Experian did not immediately respond to a request for comment from HuffPost.
The complaint notes that the Federal Trade Commission has repeatedly won settlements from Experian for its advertising, to no avail. "The fact that the government got involved a few years ago shows that this is consumer fraud," said Balestriere. (The FTC ultimately started trying to fight back with parodies of the ads.)
The complaint says that nobody goes to FreeCreditReport.com for anything but a free credit report. In other words, nobody goes there looking for the "Triple Advantage" credit monitoring service, which is mentioned in a hushed, rushed tone at the end of the ads as a condition of a previous FTC settlement. And if you Google "credit monitoring service," the lawsuit notes, FreeCreditReport.com doesn't even appear in the first few pages of listings.

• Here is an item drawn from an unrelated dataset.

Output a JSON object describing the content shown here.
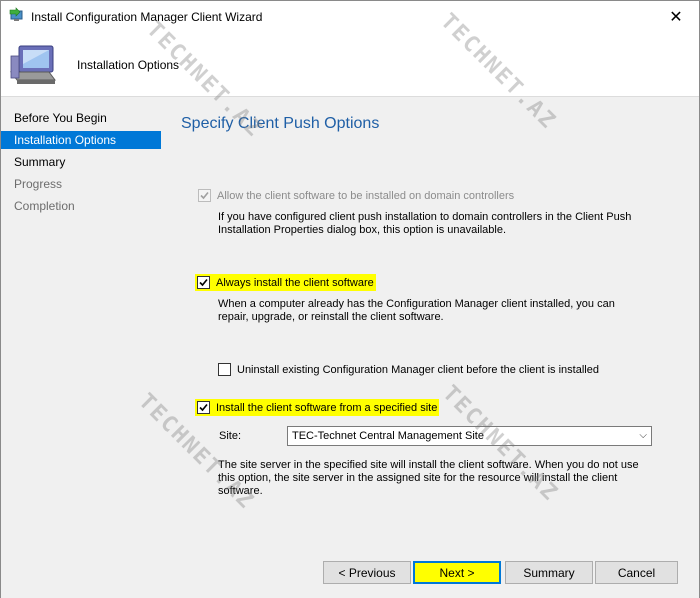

In November, the Huffington Post reached out to the ads' charismatic star, Eric Violette, to ask him how he could be the face of a deceptive ad campaign of such epic proportions. He declined to repudiate his cash cow. Violette did not immediately respond to a request for comment on the lawsuit.

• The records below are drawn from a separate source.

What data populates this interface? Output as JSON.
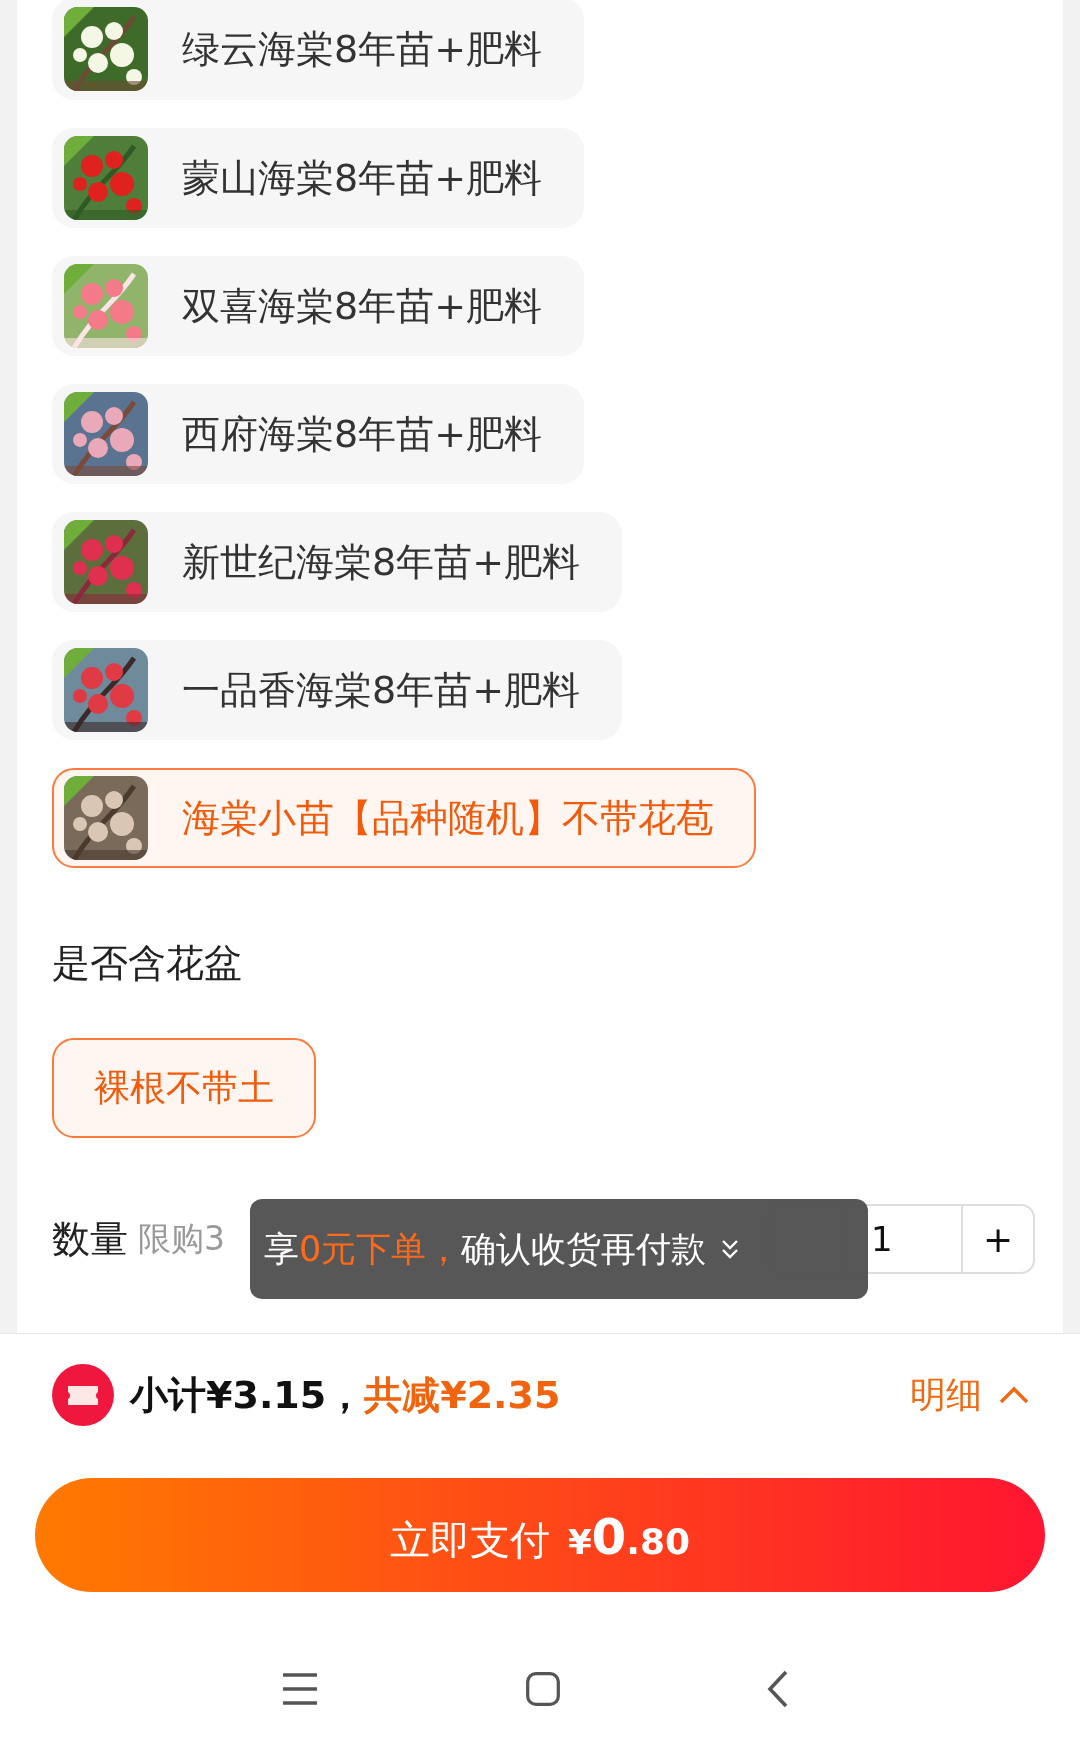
{
  "variants": [
    {
      "label": "绿云海棠8年苗+肥料",
      "selected": false
    },
    {
      "label": "蒙山海棠8年苗+肥料",
      "selected": false
    },
    {
      "label": "双喜海棠8年苗+肥料",
      "selected": false
    },
    {
      "label": "西府海棠8年苗+肥料",
      "selected": false
    },
    {
      "label": "新世纪海棠8年苗+肥料",
      "selected": false
    },
    {
      "label": "一品香海棠8年苗+肥料",
      "selected": false
    },
    {
      "label": "海棠小苗【品种随机】不带花苞",
      "selected": true
    }
  ],
  "pot_section": {
    "title": "是否含花盆",
    "options": [
      {
        "label": "裸根不带土",
        "selected": true
      }
    ]
  },
  "quantity": {
    "label": "数量",
    "limit": "限购3",
    "value": "1",
    "plus": "+"
  },
  "toast": {
    "parts": [
      {
        "text": "享",
        "highlight": false
      },
      {
        "text": "0元下单，",
        "highlight": true
      },
      {
        "text": "确认收货再付款",
        "highlight": false
      }
    ]
  },
  "summary": {
    "subtotal": "小计¥3.15，",
    "discount": "共减¥2.35",
    "details": "明细"
  },
  "pay_button": {
    "label": "立即支付",
    "currency": "¥",
    "integer": "0",
    "decimal": ".80"
  }
}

In 2003, Congress passed the Fair and Accurate Credit Transactions Act, which forced the Big Three credit reporting bureaus -- Experian, Equifax, and TransUnion -- to each provide one free copy per year of a person's credit report upon request. The site for an actual free credit report is www.annualcreditreport.com. According to Evan Hendricks, by June 2007, 52 million people had obtained an actual free credit report -- but the credit reporting agencies managed to get people to pay for 160 million.
The credit card reforms signed into law last May will force ads for "free" credit reports to include the phrase, "This is not the free credit report provided for by Federal law." Hendricks said he didn't expect the requirement, which goes into effect Feb. 22, to stymie the ads. After all, we've seen other types of ads persist despite disclosure requirements. "The pharmaceutical ads have someone talking really fast and really low about all the ways these drugs can mess you up," he said. "They keep running those drug ads."
UPDATE 2/5/10: An Experian spokeswoman defended the ads in a statement:
"FreeCreditReport.com is a trusted partner for millions of Americans who want more than a free credit report," wrote the spokeswoman. "We make it very clear to consumers visiting the site that the free credit report and score is part of enrollment in the Triple Advantage Credit Monitoring and that if they don't cancel their membership within the seven-day trial period, they will be billed monthly. While it wouldn't be appropriate to speculate what the FTC's final rules will be, we can tell you we remain committed to clearly and conspicuously disclosing to consumers that the free report we offer is not the free annual credit file disclosure provided by federal law."